“Obstructionist” staff fired as they publicised who was being fired
When image-sharing giant Pinterest announced plans to cut close to 15% of its workforce as part of an AI-driven restructure, the story initially looked like yet another entry in the long list of tech layoffs.
It has since become something more: a cautionary tale about transparency, data access and what happens when employees try to fill an information vacuum themselves.
According to US reports, several Pinterest engineers built an internal tool to track who was being made redundant and where, drawing on confidential company systems to quantify the impact of the cuts. The company responded by terminating those involved, with chief executive Bill Ready reportedly labelling their behaviour “obstructionist” and a violation of colleagues’ privacy.
For Australian HR professionals watching from afar, the episode raises uncomfortable questions. How much information about redundancies is “enough”? When does staff-driven transparency cross a line into misconduct? And what would a similar scenario look like under Australian law and culture?
Pinterest’s restructure, announced in late January, is framed as a pivot towards artificial intelligence, with resources redirected to AI-focused roles, AI-powered products and a revamped go‑to‑market model. The company expects to complete the plan by the end of September and has flagged associated restructuring costs in securities filings.
Against this backdrop, employees understandably wanted to know who was affected, whether further waves were planned and how decisions were being made. After an internal town hall where executives reportedly declined to provide granular detail, a group of engineers created a tool that drew on internal data to map the names and locations of staff who had been let go.

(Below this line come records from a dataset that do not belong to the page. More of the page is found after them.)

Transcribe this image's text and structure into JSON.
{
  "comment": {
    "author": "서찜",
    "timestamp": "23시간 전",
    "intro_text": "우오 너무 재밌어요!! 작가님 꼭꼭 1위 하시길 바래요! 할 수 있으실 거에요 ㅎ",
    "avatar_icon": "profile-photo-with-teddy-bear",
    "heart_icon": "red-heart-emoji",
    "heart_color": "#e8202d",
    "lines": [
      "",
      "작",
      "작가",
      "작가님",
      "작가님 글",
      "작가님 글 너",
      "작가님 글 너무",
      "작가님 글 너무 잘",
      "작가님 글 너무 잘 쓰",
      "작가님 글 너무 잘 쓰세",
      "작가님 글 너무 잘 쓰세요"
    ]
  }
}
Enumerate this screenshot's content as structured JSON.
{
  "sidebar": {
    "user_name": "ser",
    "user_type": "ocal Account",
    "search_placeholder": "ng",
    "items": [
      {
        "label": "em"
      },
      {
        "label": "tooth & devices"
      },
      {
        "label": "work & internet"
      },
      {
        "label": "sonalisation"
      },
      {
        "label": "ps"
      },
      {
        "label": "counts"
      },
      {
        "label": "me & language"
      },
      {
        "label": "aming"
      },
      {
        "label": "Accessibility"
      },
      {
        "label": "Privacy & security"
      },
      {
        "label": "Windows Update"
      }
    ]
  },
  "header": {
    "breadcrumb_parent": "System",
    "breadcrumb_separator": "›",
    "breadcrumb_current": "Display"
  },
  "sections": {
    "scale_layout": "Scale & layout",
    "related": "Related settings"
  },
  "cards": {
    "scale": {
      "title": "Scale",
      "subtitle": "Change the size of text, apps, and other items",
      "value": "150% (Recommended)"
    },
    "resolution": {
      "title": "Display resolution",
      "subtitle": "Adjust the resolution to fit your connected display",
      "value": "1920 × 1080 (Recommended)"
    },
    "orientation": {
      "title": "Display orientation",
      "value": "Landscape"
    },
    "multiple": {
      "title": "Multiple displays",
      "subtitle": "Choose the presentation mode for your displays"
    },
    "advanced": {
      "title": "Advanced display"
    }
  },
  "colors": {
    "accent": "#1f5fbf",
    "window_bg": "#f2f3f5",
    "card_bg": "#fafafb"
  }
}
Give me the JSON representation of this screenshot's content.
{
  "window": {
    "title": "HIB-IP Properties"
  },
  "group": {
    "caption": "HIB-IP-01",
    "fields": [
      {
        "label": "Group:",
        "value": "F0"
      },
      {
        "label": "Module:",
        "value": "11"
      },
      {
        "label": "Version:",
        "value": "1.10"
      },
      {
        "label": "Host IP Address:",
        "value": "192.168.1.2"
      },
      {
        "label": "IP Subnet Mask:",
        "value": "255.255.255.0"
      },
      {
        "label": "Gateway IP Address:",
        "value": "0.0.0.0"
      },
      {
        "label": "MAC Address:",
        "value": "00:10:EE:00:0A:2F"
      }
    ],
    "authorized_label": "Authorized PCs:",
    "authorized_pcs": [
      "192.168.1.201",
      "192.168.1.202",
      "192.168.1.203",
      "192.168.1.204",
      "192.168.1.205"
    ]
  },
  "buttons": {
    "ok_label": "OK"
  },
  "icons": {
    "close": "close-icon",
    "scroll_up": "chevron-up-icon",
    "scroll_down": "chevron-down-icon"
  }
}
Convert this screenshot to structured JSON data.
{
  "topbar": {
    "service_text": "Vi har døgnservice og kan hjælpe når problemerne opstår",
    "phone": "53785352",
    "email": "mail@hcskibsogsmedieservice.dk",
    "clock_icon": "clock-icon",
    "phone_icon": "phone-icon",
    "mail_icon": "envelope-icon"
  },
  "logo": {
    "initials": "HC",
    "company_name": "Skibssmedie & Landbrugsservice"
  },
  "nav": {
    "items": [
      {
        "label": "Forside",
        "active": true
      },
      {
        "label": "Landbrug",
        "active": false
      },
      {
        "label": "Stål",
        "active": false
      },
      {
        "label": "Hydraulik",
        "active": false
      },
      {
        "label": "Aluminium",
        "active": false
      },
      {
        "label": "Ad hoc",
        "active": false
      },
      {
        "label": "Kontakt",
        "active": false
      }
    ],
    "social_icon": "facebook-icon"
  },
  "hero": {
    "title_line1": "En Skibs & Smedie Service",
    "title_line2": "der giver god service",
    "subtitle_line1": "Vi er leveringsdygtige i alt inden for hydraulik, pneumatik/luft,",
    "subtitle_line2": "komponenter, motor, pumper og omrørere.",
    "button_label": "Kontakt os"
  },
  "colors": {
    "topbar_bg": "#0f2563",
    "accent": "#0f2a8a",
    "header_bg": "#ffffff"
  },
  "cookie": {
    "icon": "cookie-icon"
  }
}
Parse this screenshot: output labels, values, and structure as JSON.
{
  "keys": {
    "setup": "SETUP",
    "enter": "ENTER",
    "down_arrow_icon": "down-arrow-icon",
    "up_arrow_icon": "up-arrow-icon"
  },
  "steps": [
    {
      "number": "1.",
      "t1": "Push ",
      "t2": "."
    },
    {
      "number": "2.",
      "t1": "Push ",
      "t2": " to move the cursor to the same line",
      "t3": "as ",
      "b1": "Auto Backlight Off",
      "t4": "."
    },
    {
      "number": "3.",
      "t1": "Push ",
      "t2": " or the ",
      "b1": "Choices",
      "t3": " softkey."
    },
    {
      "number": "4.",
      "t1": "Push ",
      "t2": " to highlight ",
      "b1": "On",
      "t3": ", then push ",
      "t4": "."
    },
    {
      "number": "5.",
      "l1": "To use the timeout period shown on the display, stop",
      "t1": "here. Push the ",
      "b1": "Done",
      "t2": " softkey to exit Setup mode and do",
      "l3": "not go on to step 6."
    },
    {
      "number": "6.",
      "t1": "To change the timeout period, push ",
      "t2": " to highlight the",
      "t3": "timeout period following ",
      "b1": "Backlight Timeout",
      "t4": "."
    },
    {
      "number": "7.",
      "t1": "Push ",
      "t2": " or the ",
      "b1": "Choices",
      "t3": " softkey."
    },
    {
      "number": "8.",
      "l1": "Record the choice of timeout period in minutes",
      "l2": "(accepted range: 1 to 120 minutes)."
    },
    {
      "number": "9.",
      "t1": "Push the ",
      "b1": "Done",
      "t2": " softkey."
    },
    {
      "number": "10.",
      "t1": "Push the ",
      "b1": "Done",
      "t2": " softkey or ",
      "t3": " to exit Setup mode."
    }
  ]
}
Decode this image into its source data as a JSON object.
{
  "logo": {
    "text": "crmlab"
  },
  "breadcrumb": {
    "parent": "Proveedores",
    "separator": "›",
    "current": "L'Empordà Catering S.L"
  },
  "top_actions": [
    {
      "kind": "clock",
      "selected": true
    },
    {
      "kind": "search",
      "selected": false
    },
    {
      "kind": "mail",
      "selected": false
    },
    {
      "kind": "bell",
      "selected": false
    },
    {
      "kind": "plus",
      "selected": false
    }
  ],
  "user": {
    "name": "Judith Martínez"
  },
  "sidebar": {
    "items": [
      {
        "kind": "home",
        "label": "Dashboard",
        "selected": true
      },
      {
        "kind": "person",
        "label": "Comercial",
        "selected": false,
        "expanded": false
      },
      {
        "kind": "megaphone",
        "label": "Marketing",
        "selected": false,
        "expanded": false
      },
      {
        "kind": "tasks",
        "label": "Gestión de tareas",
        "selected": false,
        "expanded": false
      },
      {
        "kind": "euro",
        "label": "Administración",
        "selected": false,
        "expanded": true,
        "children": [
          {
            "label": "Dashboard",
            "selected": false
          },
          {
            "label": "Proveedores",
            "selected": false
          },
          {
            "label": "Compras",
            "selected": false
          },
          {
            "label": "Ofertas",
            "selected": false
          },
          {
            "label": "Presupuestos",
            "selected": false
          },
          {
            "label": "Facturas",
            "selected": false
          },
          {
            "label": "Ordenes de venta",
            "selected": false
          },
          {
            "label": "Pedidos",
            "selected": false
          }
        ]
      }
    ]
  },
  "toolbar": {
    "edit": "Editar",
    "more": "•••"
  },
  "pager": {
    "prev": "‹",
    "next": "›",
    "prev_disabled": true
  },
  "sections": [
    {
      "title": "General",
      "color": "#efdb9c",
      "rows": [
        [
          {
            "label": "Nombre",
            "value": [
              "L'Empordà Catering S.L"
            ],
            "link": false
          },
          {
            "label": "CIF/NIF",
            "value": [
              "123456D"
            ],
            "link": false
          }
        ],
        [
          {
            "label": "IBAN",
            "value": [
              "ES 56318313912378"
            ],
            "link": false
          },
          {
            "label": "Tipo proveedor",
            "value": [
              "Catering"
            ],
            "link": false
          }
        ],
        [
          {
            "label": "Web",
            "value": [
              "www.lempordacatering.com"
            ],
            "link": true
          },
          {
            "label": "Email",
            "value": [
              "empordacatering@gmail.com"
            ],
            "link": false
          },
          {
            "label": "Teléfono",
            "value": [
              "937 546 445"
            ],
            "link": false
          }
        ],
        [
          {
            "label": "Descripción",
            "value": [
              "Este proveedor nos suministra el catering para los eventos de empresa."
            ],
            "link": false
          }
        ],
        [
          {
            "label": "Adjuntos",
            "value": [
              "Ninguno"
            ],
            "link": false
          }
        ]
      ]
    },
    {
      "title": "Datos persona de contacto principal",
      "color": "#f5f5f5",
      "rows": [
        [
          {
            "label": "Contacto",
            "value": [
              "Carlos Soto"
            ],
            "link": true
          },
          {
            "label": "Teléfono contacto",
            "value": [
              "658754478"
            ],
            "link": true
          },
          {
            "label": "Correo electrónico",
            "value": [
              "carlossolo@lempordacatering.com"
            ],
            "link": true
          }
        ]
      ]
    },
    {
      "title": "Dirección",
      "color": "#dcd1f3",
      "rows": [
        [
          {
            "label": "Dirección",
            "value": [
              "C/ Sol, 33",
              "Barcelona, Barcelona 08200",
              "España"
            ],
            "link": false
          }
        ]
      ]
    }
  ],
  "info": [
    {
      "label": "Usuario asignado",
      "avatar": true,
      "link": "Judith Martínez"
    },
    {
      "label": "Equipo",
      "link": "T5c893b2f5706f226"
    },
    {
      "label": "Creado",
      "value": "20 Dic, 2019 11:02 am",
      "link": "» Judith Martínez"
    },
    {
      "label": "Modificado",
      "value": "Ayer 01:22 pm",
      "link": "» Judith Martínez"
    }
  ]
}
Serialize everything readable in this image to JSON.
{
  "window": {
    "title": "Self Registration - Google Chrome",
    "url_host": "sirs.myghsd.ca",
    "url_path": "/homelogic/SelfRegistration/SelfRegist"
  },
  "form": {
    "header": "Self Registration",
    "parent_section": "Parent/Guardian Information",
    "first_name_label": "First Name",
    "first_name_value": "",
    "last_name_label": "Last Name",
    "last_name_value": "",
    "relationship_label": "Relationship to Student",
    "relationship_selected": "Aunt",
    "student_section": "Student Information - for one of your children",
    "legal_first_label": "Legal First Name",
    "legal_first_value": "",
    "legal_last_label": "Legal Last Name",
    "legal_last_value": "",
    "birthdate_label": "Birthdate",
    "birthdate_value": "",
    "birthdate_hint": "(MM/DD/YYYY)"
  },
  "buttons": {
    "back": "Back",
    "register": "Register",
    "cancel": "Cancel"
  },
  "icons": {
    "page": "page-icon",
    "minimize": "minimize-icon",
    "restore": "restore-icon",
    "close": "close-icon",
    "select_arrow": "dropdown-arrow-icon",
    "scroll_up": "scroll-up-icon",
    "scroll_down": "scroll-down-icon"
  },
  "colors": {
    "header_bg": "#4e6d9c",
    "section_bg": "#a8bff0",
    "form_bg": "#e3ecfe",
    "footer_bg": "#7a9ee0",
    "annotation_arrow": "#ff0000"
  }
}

Pinterest says the engineers “improperly” accessed confidential information after being told that such detail would not be broadly shared, and then circulated it more widely inside the organisation. The company argues this breached policy and compromised the privacy of departing employees.
The CEO subsequently told staff that while “healthy debate and dissent” were welcome, there was “a clear line” between constructive challenge and conduct that undermines the organisation’s direction. Employees who felt fundamentally misaligned with the company’s mission, he said, should consider working elsewhere.
For many HR practitioners, the controversy lands squarely in the grey zone between legitimate employee concern and unacceptable use of data.
From an Australian employment and privacy perspective, the facts as reported cut in several directions.
On one hand, an employee using internal systems or writing scripts to extract and repurpose confidential information – particularly personal information about identifiable colleagues – is highly likely to breach:
- Acceptable use of IT and data security policies
- Confidentiality obligations in contracts and policies
- Privacy principles, to the extent the employer is subject to them and the data is “personal information”
In an Australian setting, that combination would often be treated as misconduct or serious misconduct, particularly if the information was then widely shared in a way inconsistent with the employer’s stated approach.
On the other hand, there are factors that would complicate any local response:
- Work health and safety duties: Large-scale redundancies are a significant psychosocial hazard. Regulators increasingly expect employers to identify and manage psychological risks arising from restructures, which includes managing uncertainty and perceived unfairness. Limited communication can undermine this, even if well‑intentioned.
- Good faith and consultation obligations: In award- and agreement-covered workplaces, there are consultation requirements when major workplace change is contemplated. While these do not mandate publishing a live redundancy tracker, they do require meaningful engagement, and a culture of secrecy sits poorly with that obligation.
- Workplace rights and adverse action: If employees in Australia were disciplined or dismissed for raising concerns about job cuts, or for organising collectively to understand their impact, that could give rise to “general protections” risks. The more the conduct looks like using confidential data in a way expressly prohibited, the stronger the employer’s position; the more it looks like legitimate questioning, the more exposed the employer might be.
A local employer facing an analogous situation would need to carefully separate two things: the right of employees to seek information and discuss restructures, and the separate question of whether they misused confidential systems or data to do so.